La juriste retrace alors l’histoire récente du recul de ce droit fondamental à la déambulation, associé au refoulement progressif du sauvage dans notre société, chez les animaux comme chez les humains : vagabondage, errance et divagation devenant progressivement des menaces pour l’ordre urbain et industriel, alors que le nomade était auparavant associé à la figure du messager, du diffuseur d’idées neuves. Celle-ci nous montre ainsi – mobilisant la figure de l’homo œconomicus développée par Foucault – la dimension résolument capitaliste de ce changement de regard sociétal, associé au colossal besoin de main d’œuvre de la nouvelle société industrielle, qui eut besoin d’une injonction à travailler. En créant le désir de gagner sa subsistance par le travail, on fabriqua parallèlement le délit de vagabondage et sa présomption délictuelle.
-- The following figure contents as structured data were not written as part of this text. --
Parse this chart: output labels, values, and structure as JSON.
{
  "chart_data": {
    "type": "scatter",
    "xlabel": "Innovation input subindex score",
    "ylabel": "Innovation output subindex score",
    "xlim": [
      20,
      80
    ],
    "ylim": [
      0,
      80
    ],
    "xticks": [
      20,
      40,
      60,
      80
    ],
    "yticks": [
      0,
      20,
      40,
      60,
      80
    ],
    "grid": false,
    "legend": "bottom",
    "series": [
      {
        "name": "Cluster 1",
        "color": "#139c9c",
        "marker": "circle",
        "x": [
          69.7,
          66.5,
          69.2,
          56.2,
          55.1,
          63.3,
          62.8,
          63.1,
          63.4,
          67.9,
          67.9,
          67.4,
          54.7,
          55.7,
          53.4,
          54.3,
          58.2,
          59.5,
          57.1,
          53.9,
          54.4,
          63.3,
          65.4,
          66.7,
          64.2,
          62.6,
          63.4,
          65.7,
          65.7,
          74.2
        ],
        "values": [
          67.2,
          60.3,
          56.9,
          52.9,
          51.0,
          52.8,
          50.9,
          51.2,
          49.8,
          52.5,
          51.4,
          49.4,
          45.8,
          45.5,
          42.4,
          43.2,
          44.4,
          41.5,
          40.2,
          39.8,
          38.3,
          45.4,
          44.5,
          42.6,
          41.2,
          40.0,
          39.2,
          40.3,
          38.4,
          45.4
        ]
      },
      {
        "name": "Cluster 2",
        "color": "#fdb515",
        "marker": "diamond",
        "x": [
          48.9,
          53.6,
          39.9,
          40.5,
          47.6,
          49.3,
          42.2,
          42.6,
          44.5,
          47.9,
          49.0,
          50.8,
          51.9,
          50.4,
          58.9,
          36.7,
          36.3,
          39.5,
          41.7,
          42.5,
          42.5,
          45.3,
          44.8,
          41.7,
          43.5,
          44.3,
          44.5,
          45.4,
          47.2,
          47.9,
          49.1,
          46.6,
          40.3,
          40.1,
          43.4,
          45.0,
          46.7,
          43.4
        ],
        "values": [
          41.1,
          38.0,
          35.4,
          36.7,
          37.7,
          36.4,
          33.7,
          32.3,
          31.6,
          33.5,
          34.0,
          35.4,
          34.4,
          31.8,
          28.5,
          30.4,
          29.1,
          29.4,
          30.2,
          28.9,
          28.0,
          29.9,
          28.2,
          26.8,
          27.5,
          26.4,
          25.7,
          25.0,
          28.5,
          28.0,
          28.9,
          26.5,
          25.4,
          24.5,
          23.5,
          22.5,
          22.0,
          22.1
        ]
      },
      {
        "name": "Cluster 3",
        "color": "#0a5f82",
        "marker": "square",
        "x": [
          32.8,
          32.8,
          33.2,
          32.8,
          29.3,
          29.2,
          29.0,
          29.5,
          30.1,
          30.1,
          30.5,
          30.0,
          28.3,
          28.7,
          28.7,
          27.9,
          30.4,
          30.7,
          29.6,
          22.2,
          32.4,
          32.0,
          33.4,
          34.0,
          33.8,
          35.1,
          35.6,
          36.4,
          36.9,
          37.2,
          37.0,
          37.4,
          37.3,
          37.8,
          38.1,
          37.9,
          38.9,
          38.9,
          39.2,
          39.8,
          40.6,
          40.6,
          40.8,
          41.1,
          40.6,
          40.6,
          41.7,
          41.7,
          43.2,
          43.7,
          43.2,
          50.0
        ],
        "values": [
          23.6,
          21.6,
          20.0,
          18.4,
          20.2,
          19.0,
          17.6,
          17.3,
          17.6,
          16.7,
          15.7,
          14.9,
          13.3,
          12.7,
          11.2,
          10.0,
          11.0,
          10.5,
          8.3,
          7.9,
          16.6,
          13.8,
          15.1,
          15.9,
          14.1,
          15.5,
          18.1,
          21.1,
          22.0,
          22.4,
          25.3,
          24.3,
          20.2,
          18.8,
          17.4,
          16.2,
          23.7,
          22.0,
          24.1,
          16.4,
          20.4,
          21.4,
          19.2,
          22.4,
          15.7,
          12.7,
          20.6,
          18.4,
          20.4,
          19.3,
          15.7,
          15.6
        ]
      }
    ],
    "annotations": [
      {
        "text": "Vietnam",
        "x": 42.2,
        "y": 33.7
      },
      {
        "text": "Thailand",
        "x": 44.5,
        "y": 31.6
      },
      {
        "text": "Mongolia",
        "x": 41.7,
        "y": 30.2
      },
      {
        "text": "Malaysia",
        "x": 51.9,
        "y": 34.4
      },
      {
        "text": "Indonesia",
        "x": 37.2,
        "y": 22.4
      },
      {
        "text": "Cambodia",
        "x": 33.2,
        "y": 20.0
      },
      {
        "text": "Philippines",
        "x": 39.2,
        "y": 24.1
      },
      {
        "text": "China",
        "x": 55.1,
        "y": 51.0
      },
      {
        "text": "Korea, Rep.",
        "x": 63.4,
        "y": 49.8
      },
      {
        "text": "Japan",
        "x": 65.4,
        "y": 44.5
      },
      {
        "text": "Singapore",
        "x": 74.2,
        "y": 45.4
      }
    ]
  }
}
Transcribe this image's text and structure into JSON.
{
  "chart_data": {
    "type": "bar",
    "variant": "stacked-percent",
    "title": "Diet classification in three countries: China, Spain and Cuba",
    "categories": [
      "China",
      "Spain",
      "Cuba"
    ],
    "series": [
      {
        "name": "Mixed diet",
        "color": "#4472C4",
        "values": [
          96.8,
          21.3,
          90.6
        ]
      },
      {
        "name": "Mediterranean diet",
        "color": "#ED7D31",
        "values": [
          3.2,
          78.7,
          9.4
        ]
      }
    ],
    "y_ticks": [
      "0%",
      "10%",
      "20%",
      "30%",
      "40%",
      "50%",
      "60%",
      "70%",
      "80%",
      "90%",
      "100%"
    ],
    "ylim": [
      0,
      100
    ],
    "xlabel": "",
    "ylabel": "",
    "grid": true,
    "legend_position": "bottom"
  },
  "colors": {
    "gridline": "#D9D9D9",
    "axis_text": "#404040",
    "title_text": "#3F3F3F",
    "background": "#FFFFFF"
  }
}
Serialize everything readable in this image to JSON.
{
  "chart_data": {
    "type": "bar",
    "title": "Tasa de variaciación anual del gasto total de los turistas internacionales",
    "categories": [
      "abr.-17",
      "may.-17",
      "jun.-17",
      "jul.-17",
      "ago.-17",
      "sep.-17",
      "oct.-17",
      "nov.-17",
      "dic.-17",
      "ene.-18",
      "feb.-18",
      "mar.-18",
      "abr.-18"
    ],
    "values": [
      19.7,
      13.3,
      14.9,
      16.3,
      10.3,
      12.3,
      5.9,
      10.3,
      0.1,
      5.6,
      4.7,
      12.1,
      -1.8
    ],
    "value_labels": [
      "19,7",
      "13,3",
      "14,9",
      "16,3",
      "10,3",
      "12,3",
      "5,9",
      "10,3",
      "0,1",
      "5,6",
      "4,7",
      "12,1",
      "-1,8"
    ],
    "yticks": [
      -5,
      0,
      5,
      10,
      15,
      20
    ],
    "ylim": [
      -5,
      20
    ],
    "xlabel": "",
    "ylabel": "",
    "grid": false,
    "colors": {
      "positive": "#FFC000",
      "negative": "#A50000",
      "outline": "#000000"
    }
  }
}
Elle montre comment cette évolution a également construit la conception bourgeoise et absolue de la propriété, entérinée dans le code civil de 1804, qui mit fin à l’ensemble des tolérances acquises à la paysannerie à des fins de subsistance.

Dans notre monde contemporain alourdi de ces entraves, Sarah Vanuxem nous montre que de récentes portions du code de l’Environnement sont en réalité d’une puissance potentielle insoupçonnée pour défendre le sauvage. S’appliquant toutefois essentiellement à la faune et à la flore, il laisse les humains négocier des servitudes et rentrer leurs rêves au chausse-pied dans des dispositifs canalisés de « mobilité douce » et des démarches de droit administratif. La juriste pose ainsi cette question cruciale d’un droit à la fugue. Une utopie bien illustrée par l’introduction photographique de Geoffroy Mathieu, qui offre son regard sur des déambulations dans le dédale enfriché de la périphérie marseillaise. Le propos de Sarah Vanuxem n’est toutefois pas libertarien, critiquant très vivement l’amalgame qui réduit aujourd’hui le droit à la mobilité (musculaire) – dénuée d’impact écologique – au droit au transport, et donc au pseudo-droit de voler à l’autre bout du monde en avion, qu’elle n’entend pas défendre. Au contraire, il s‘agirait pour elle de refondre la hiérarchie des droits constitutionnels sur la base de l’empreinte environnementale et de la subsistance.

Substituer à la propriété un droit d’habitation est donc la grande proposition de cet ouvrage. Un « droit post-naturaliste » qui serait reconnu à tous les êtres vivants, mais surtout un droit à l’existence et à la subsistance, par le fait de pouvoir simplement passer et glaner… qui nécessiterait pour cela une « société émancipée de l’objectif de croissance économique », remarque Baptiste Lanaspèze.

Sarah Vanuxem, Du droit de déambuler, avec des photographies de Geoffroy Mathieu, Wildproject, collection « Le monde qui vient », 232 pages, 24 euros.